My rock garden, a cautionary tale.

It isn’t a real rock garden, in the sense that rocks were placed there on purpose for effect. It used to be a honkingly huge shrub bed, badly overgrown with ugly yews, five-foot-tall cotoneasters and a vigorous stand of invasive buckthorn. We decided to pay a landscaping company a tidy sum to dig out all the ugly shrubbery, remove the hideous volcanic rock and landscaping cloth beneath, take out the rotting railroad ties surrounding it, and create a rounded raised planting bed that I could fill with all manner of pretty things.

Well.

It didn’t take long to figure out something was amiss. I had to call the landscapers back twice—once to remove enormous rootballs from a couple of shrubs that remained just below the layer of nice new topsoil, and again to get them to repair a gaping hole left in our composite siding when they removed a scrubby pine inexplicably planted rightnexttothehouse. (They argued about that one, but eventually fixed it—two months later.) They removed the offending roots without much of a fuss, but the biggest surprise was yet to come. Once I actually started planting, I realized they hadn’t removed any of the volcanic rock. I couldn’t poke a trowel in deeper than in inch without hearing the sickening clink of metal on stone.

After doing battle with them over the root balls and the siding—and with spring edging into summer—I just wanted to get some stuff planted. How bad could it be, really?

I decided to stick with tough, never-fail annuals like marigolds and zinnias, plants that shouldn’t be discouraged by a few crummy rocks. They bloomed, for the most part, but never spread beyond their landscaping-pot size, so the bed always looked patchy. I planted three shrub roses at the back of the bed; they produced a grand total of three roses, two of which flowered for exactly one day before the deer found them. This year, all the roses are dead.

Last summer, I got smart and took buckets and coffee cans with me every time I planted something. And every time my trowel hit a rock, I dug it out and threw it into the bucket. I filled lots of buckets. The garden bed still looked like crap.

There is one bright spot, though.

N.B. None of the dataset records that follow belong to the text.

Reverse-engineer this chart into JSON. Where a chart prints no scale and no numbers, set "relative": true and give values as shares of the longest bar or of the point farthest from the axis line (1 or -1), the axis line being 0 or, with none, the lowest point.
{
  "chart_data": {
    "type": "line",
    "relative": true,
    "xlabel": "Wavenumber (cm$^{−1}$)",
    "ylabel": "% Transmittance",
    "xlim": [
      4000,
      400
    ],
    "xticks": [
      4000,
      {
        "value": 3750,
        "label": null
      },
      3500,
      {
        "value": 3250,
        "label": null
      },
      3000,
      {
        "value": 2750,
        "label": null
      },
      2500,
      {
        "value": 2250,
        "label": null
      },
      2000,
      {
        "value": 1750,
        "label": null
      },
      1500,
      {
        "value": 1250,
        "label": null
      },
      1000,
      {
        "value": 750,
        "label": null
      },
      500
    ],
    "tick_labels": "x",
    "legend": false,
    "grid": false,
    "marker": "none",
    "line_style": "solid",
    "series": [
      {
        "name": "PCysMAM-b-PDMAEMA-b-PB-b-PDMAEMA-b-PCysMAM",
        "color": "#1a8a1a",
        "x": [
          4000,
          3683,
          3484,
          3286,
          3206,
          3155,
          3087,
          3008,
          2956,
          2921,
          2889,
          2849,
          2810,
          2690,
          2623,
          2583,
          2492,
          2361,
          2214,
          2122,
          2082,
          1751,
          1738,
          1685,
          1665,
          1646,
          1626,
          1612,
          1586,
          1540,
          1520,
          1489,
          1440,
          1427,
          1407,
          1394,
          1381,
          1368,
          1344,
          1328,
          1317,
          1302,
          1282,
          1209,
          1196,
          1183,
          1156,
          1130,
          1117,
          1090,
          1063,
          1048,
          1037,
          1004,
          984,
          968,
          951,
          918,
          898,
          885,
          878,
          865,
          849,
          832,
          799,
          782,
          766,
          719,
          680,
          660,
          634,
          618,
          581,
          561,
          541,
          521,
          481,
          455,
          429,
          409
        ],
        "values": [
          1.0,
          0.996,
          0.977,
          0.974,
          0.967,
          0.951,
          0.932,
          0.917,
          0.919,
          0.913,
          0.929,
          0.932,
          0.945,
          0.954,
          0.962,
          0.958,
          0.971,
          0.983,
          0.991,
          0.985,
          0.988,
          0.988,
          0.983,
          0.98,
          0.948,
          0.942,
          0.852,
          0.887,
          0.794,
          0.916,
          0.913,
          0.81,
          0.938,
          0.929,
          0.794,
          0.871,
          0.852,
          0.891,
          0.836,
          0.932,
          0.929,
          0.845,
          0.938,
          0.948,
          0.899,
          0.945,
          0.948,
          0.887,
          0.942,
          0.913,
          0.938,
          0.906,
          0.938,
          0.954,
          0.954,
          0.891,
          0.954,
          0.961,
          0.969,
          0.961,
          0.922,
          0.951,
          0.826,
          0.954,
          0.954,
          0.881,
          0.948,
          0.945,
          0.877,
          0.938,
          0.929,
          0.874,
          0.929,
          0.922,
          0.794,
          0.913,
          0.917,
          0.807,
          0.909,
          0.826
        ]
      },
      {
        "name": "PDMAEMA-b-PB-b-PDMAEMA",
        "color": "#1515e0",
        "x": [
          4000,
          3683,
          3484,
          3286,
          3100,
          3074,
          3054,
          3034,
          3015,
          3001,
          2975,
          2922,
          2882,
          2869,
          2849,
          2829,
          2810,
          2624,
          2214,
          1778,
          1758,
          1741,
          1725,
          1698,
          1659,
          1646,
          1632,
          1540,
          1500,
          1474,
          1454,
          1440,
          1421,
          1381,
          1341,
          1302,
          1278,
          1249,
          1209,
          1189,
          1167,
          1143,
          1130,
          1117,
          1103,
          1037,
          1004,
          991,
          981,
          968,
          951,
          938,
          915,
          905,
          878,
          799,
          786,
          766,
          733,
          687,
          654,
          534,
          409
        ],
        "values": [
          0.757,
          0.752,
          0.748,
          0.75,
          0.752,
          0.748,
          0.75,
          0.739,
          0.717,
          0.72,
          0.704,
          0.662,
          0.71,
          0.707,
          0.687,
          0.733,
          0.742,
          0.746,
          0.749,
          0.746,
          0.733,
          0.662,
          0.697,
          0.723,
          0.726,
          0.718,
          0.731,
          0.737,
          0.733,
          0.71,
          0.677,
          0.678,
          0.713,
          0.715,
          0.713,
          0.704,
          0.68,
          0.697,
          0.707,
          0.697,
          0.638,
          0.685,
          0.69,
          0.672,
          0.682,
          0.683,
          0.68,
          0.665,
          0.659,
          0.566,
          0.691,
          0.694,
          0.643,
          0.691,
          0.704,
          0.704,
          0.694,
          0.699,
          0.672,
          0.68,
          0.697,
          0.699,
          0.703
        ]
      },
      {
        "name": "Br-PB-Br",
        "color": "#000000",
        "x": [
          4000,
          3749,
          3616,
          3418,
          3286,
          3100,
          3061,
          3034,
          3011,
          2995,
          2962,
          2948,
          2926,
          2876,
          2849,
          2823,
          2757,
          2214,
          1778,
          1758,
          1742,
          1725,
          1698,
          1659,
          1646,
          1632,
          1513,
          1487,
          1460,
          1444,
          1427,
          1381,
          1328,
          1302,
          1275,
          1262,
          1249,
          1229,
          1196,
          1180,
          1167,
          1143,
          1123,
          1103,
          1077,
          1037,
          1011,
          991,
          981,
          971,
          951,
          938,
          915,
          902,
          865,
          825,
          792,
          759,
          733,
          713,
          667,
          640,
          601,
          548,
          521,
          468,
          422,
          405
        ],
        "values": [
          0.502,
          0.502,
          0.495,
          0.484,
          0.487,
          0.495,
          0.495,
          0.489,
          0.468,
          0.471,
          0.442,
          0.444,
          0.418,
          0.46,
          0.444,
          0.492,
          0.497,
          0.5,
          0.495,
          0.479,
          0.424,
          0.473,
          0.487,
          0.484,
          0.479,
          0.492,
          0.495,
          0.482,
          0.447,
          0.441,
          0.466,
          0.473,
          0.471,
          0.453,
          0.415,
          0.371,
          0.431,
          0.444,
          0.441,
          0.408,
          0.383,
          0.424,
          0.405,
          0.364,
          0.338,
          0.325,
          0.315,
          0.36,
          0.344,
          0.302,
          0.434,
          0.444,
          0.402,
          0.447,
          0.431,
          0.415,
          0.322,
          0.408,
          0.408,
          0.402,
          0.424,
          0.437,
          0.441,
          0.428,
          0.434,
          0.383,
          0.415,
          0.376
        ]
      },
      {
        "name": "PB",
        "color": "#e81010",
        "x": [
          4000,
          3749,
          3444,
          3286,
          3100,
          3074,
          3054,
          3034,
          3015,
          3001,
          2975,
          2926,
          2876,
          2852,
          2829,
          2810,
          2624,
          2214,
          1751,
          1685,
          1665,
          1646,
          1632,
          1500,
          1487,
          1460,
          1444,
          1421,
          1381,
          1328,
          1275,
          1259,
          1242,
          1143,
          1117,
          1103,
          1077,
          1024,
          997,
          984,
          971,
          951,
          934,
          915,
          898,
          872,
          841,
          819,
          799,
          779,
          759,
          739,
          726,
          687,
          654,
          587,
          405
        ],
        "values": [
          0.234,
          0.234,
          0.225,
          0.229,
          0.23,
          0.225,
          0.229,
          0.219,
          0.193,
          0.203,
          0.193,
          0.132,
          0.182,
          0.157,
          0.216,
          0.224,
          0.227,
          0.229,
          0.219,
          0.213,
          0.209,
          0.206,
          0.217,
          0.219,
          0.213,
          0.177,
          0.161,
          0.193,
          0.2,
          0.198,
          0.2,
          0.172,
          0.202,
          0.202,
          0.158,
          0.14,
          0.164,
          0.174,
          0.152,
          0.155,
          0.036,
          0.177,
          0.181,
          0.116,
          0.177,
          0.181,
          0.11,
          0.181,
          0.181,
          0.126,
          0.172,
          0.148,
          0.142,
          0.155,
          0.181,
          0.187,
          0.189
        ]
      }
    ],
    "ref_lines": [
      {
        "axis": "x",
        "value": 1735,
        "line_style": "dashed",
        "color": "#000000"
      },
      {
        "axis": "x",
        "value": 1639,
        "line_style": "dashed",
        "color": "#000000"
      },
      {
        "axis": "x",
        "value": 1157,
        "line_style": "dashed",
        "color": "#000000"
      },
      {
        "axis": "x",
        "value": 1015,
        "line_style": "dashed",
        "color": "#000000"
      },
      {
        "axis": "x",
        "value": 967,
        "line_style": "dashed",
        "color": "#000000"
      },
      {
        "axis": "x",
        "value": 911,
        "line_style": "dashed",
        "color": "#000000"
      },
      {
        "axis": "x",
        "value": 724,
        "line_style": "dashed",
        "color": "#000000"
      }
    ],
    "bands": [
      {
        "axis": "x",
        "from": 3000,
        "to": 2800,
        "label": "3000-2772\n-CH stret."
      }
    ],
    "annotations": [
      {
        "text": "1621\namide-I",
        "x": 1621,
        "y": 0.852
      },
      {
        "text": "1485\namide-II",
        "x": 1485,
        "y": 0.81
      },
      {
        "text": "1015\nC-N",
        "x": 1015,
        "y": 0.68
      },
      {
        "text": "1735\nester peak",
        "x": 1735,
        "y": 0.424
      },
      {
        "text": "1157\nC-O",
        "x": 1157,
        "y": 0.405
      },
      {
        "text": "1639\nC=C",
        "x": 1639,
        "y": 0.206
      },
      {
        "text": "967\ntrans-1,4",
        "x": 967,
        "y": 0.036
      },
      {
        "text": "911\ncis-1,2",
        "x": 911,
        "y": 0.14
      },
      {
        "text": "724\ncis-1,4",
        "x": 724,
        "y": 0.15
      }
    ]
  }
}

Our former neighbor Alice, who talked me through many travails in my first garden, once told me that when she started gardening, she was so clueless that she planted daylilies in gravel. And they came up. Hmm. I have a wildly overgrown daylily bed in the back yard, so I divided them and planted a bunch on either side of the rocky bed. And you know what? They’re coming up like troupers. They aren’t the prettiest cultivars—they’re the orange ones we always called ditch lilies as kids. But dammit, they’re growing. It’s a start.

Posted on Wednesday, April 7th, 2010 at 7:13 pm. You can leave a response, or trackback from your own site.

There are 4 comments on this post.

  1. Thomas says:

    Deb:

    You can never go wrong with daffodils — I wandered lonely as a cloud, drifting gently o’re dale and hill. Wordsworth, you know.

    Posted at April 8th, 2010 at 2:27 pm

  2. tt says:

    Thomas, I do know. (How could I forget, after hearing you recite that poem about a million times?) Daffodils are at the top of my list for planting this fall. Then I just have to figure out something else to plant around them. This spot is too sunny for hostas.

    Posted at April 8th, 2010 at 6:11 pm

  3. Thomas says:

    Tulips. We have Dafs and Tulips in the same spot. Just as the Dafs begin to wane, the Tulips wax.

    Posted at April 9th, 2010 at 4:06 pm

  4. tt says:

    Yes, tulips…but I also need something really sturdy and tough that will stand up to rocky soil and salt (the bed is close to the street, which means tons of salt ends up on it thanks to our brutal winters–and provide some long-lasting summer color. I’d like to try some smaller coreopsis. Anybody know how those stand up to salt?